Why is Jesus important to you? After giving it some thought, here is my response:
I cannot imagine my life without Jesus. I’ve personally seen too much of the brokenness in our world. I’ve seen children who were laughing and playing one day lying in a hospital bed debilitated the next. I’ve seen people eat up with cancer and in tremendous pain. I’ve seen families broken by divorce. I’ve seen widows and widowers torn up by the grief of losing their spouse. I’ve seen extreme poverty and anger and malice. I’ve known people who so overcome by despair took their own lives. Week after week, I get at least three or four phone calls asking me to pray for people whose lives have been turned upside down by loss of job, disease, or death. Week after week, I’m exposed to the broken nature of humanity.
And I know I can’t fix any of it. I do not have the gift of healing to restore people to health and cure them of disease and sickness. I cannot keep couples from separating when they no longer wish to be together. I cannot take away a person’s grief or worry or agony. I can’t defeat death or even postpone it. And if all of that stuff were the end of it, then I would be in despair.
And that’s where Jesus comes in. For He promises two important things: first to be with people in the midst of their suffering. He never leaves us or abandons us when such things happen in our lives. And, secondly, He promises to one day fix what is wrong, and not only to fix it but to make every wrong right. Because Jesus died and was raised from the dead, there is now the promise that suffering, pain, cancer, divorce, death, anger, malice, poverty and whatever else you want to throw in there will not be the end. Christ will make all things new. Yes, I see brokenness, but through Jesus, I have hope, and it is a hope that gives me strength, courage, and an unwavering desire to serve Him in my life. This is why Jesus is important to me.

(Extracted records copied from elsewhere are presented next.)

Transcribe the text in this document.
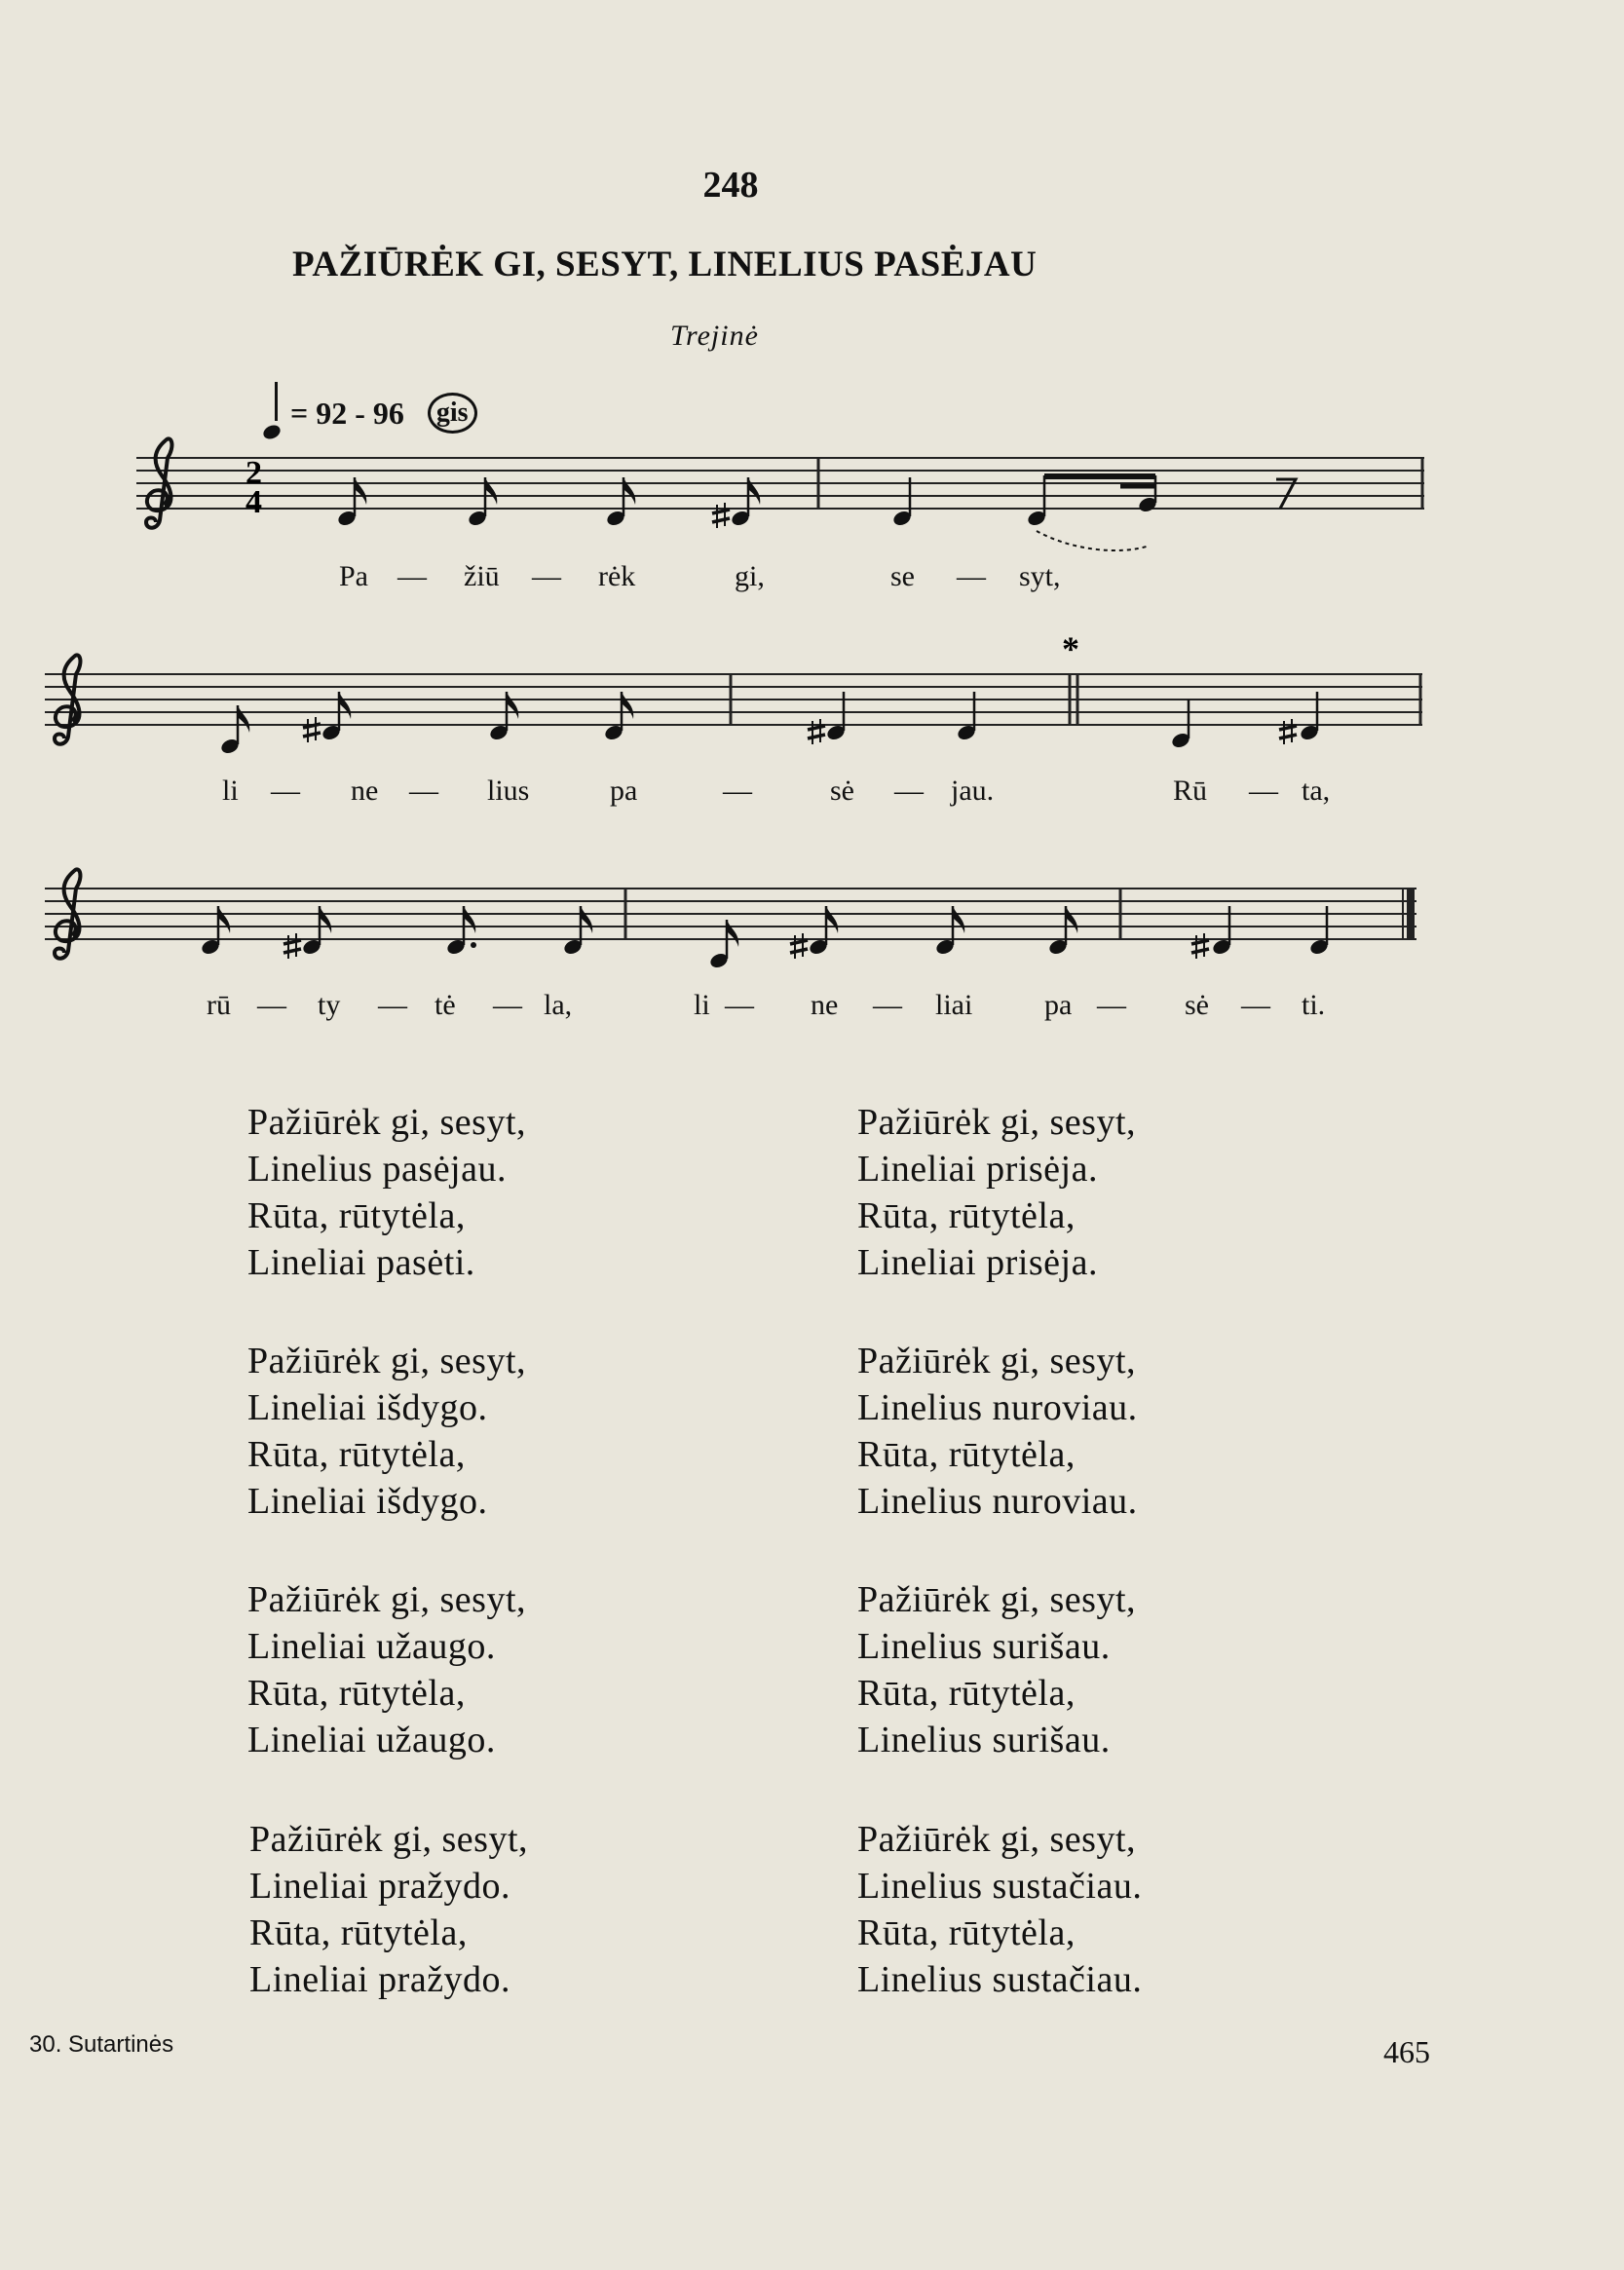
248
PAŽIŪRĖK GI, SESYT, LINELIUS PASĖJAU
Trejinė
= 92 - 96	gis
2
4
*
Pa — žiū — rėk	gi,	se — syt,
li — ne — lius	pa	—	sė — jau.	Rū — ta,
rū — ty — tė — la,	li — ne — liai pa — sė — ti.
Pažiūrėk gi, sesyt,
Linelius pasėjau.
Rūta, rūtytėla,
Lineliai pasėti.
Pažiūrėk gi, sesyt,
Lineliai išdygo.
Rūta, rūtytėla,
Lineliai išdygo.
Pažiūrėk gi, sesyt,
Lineliai užaugo.
Rūta, rūtytėla,
Lineliai užaugo.
Pažiūrėk gi, sesyt,
Lineliai pražydo.
Rūta, rūtytėla,
Lineliai pražydo.
Pažiūrėk gi, sesyt,
Lineliai prisėja.
Rūta, rūtytėla,
Lineliai prisėja.
Pažiūrėk gi, sesyt,
Linelius nuroviau.
Rūta, rūtytėla,
Linelius nuroviau.
Pažiūrėk gi, sesyt,
Linelius surišau.
Rūta, rūtytėla,
Linelius surišau.
Pažiūrėk gi, sesyt,
Linelius sustačiau.
Rūta, rūtytėla,
Linelius sustačiau.
30. Sutartinės	465
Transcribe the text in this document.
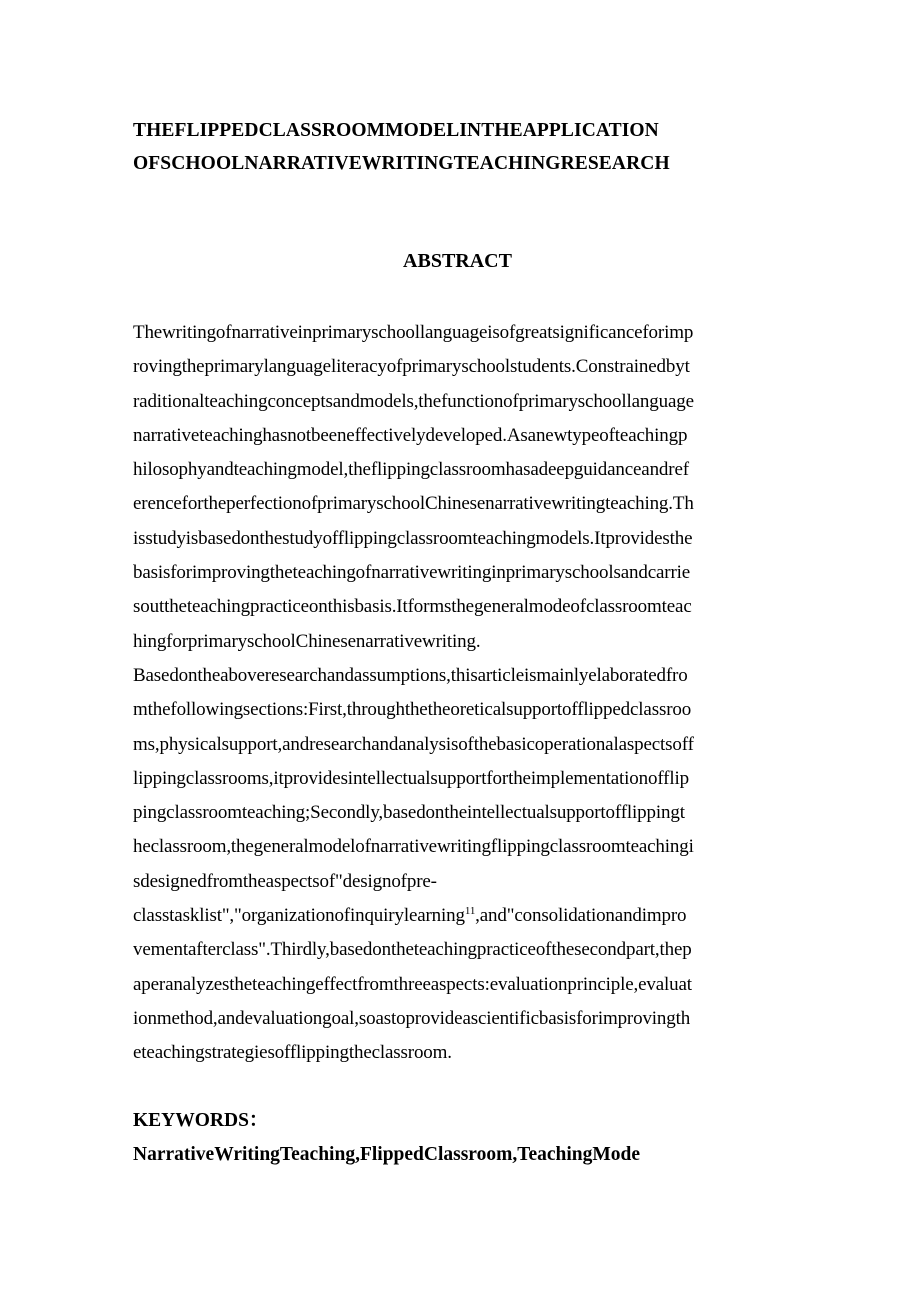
THEFLIPPEDCLASSROOMMODELINTHEAPPLICATION
OFSCHOOLNARRATIVEWRITINGTEACHINGRESEARCH
ABSTRACT
Thewritingofnarrativeinprimaryschoollanguageisofgreatsignificanceforimp
rovingtheprimarylanguageliteracyofprimaryschoolstudents.Constrainedbyt
raditionalteachingconceptsandmodels,thefunctionofprimaryschoollanguage
narrativeteachinghasnotbeeneffectivelydeveloped.Asanewtypeofteachingp
hilosophyandteachingmodel,theflippingclassroomhasadeepguidanceandref
erencefortheperfectionofprimaryschoolChinesenarrativewritingteaching.Th
isstudyisbasedonthestudyofflippingclassroomteachingmodels.Itprovidesthe
basisforimprovingtheteachingofnarrativewritinginprimaryschoolsandcarrie
souttheteachingpracticeonthisbasis.Itformsthegeneralmodeofclassroomteac
hingforprimaryschoolChinesenarrativewriting.
Basedontheaboveresearchandassumptions,thisarticleismainlyelaboratedfro
mthefollowingsections:First,throughthetheoreticalsupportofflippedclassroo
ms,physicalsupport,andresearchandanalysisofthebasicoperationalaspectsoff
lippingclassrooms,itprovidesintellectualsupportfortheimplementationofflip
pingclassroomteaching;Secondly,basedontheintellectualsupportofflippingt
heclassroom,thegeneralmodelofnarrativewritingflippingclassroomteachingi
sdesignedfromtheaspectsof"designofpre-
classtasklist","organizationofinquirylearning$^{11}$,and"consolidationandimpro
vementafterclass".Thirdly,basedontheteachingpracticeofthesecondpart,thep
aperanalyzestheteachingeffectfromthreeaspects:evaluationprinciple,evaluat
ionmethod,andevaluationgoal,soastoprovideascientificbasisforimprovingth
eteachingstrategiesofflippingtheclassroom.
KEYWORDS：
NarrativeWritingTeaching,FlippedClassroom,TeachingMode
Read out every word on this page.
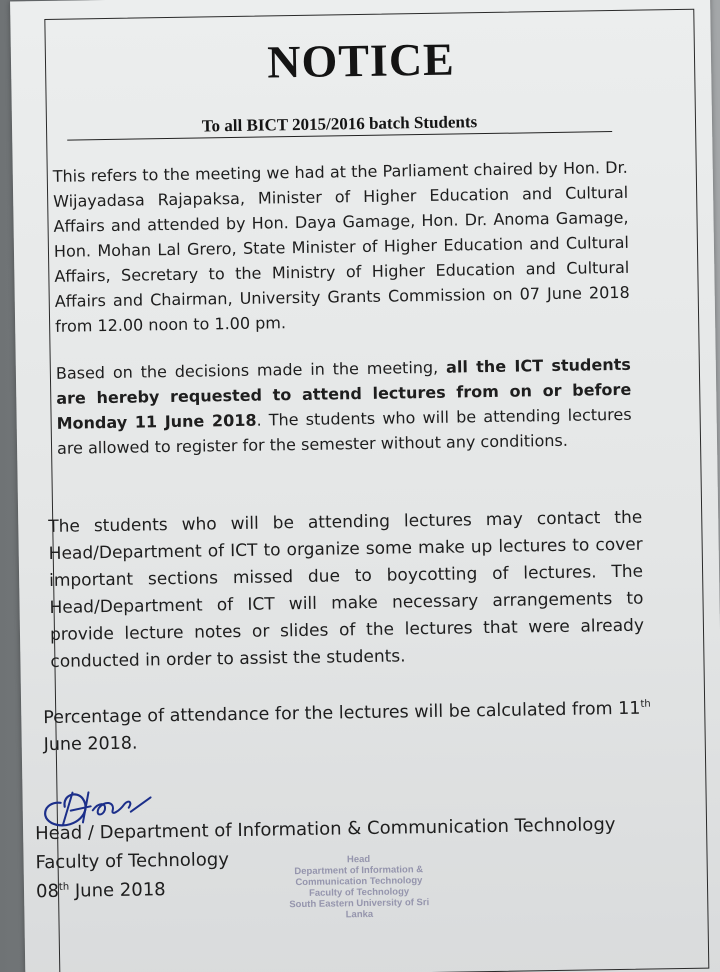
NOTICE
To all BICT 2015/2016 batch Students
This refers to the meeting we had at the Parliament chaired by Hon. Dr. Wijayadasa Rajapaksa, Minister of Higher Education and Cultural Affairs and attended by Hon. Daya Gamage, Hon. Dr. Anoma Gamage, Hon. Mohan Lal Grero, State Minister of Higher Education and Cultural Affairs, Secretary to the Ministry of Higher Education and Cultural Affairs and Chairman, University Grants Commission on 07 June 2018 from 12.00 noon to 1.00 pm.
Based on the decisions made in the meeting, all the ICT students are hereby requested to attend lectures from on or before Monday 11 June 2018. The students who will be attending lectures are allowed to register for the semester without any conditions.
The students who will be attending lectures may contact the Head/Department of ICT to organize some make up lectures to cover important sections missed due to boycotting of lectures. The Head/Department of ICT will make necessary arrangements to provide lecture notes or slides of the lectures that were already conducted in order to assist the students.
Percentage of attendance for the lectures will be calculated from 11th June 2018.
Head / Department of Information & Communication Technology
Faculty of Technology
08th June 2018
Head
Department of Information &
Communication Technology
Faculty of Technology
South Eastern University of Sri Lanka
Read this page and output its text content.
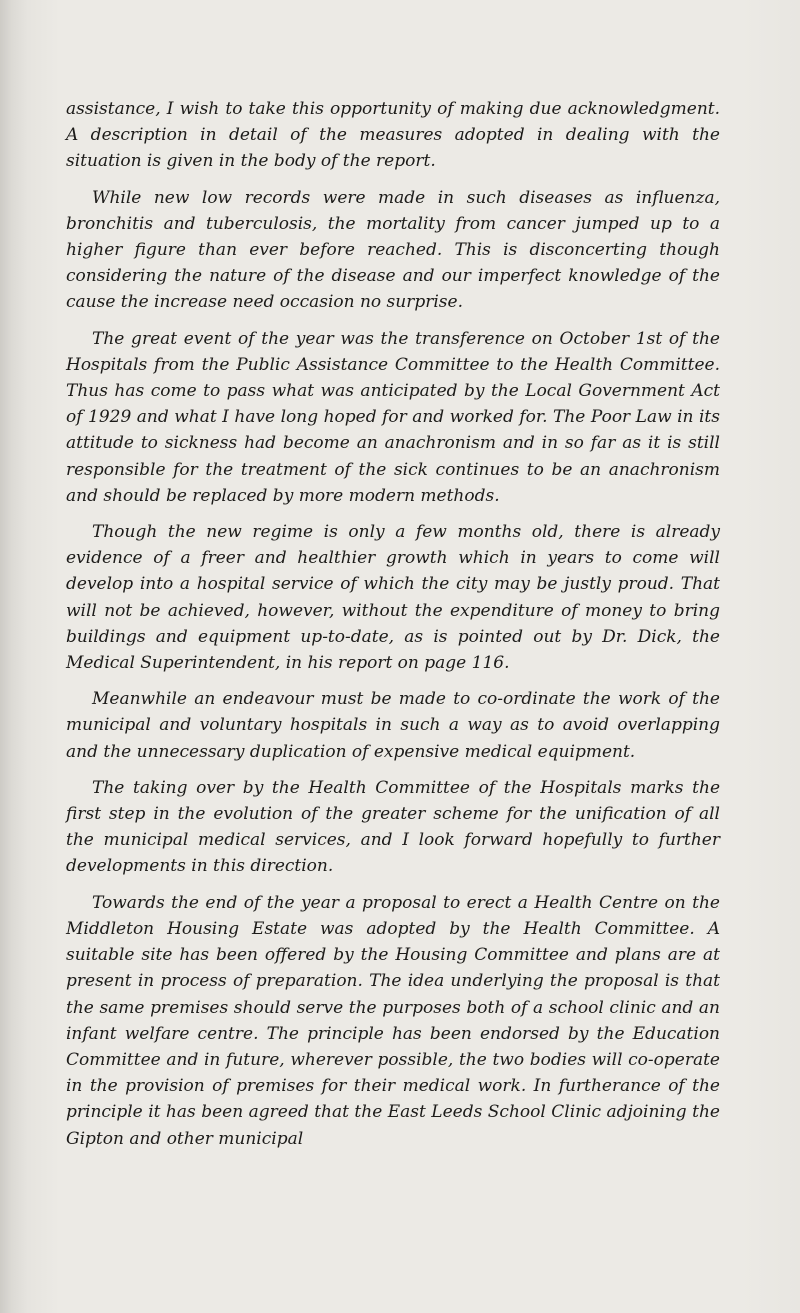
assistance, I wish to take this opportunity of making due acknowledgment. A description in detail of the measures adopted in dealing with the situation is given in the body of the report.

While new low records were made in such diseases as influenza, bronchitis and tuberculosis, the mortality from cancer jumped up to a higher figure than ever before reached. This is disconcerting though considering the nature of the disease and our imperfect knowledge of the cause the increase need occasion no surprise.

The great event of the year was the transference on October 1st of the Hospitals from the Public Assistance Committee to the Health Committee. Thus has come to pass what was anticipated by the Local Government Act of 1929 and what I have long hoped for and worked for. The Poor Law in its attitude to sickness had become an anachronism and in so far as it is still responsible for the treatment of the sick continues to be an anachronism and should be replaced by more modern methods.

Though the new regime is only a few months old, there is already evidence of a freer and healthier growth which in years to come will develop into a hospital service of which the city may be justly proud. That will not be achieved, however, without the expenditure of money to bring buildings and equipment up-to-date, as is pointed out by Dr. Dick, the Medical Superintendent, in his report on page 116.

Meanwhile an endeavour must be made to co-ordinate the work of the municipal and voluntary hospitals in such a way as to avoid overlapping and the unnecessary duplication of expensive medical equipment.

The taking over by the Health Committee of the Hospitals marks the first step in the evolution of the greater scheme for the unification of all the municipal medical services, and I look forward hopefully to further developments in this direction.

Towards the end of the year a proposal to erect a Health Centre on the Middleton Housing Estate was adopted by the Health Committee. A suitable site has been offered by the Housing Committee and plans are at present in process of preparation. The idea underlying the proposal is that the same premises should serve the purposes both of a school clinic and an infant welfare centre. The principle has been endorsed by the Education Committee and in future, wherever possible, the two bodies will co-operate in the provision of premises for their medical work. In furtherance of the principle it has been agreed that the East Leeds School Clinic adjoining the Gipton and other municipal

I had plenty of time to think about such a thing this week. Do you have time this week to think about why Jesus is important to you? Do you have time to dig down and wonder why you believe what you believe? Do you have time to put your thoughts together so that you can pass your faith on to another generation and tell others why it is you believe what you believe? Before venturing out and trying to tell anyone why you believe Jesus is important to you, spend some time thinking about it. Spend some time putting your thoughts together. That simple step is a beginning. It requires nothing but some brain power. And putting it together will enable you to begin following the Great Commission Christ gave to each and every one of us. No excuses. Amen.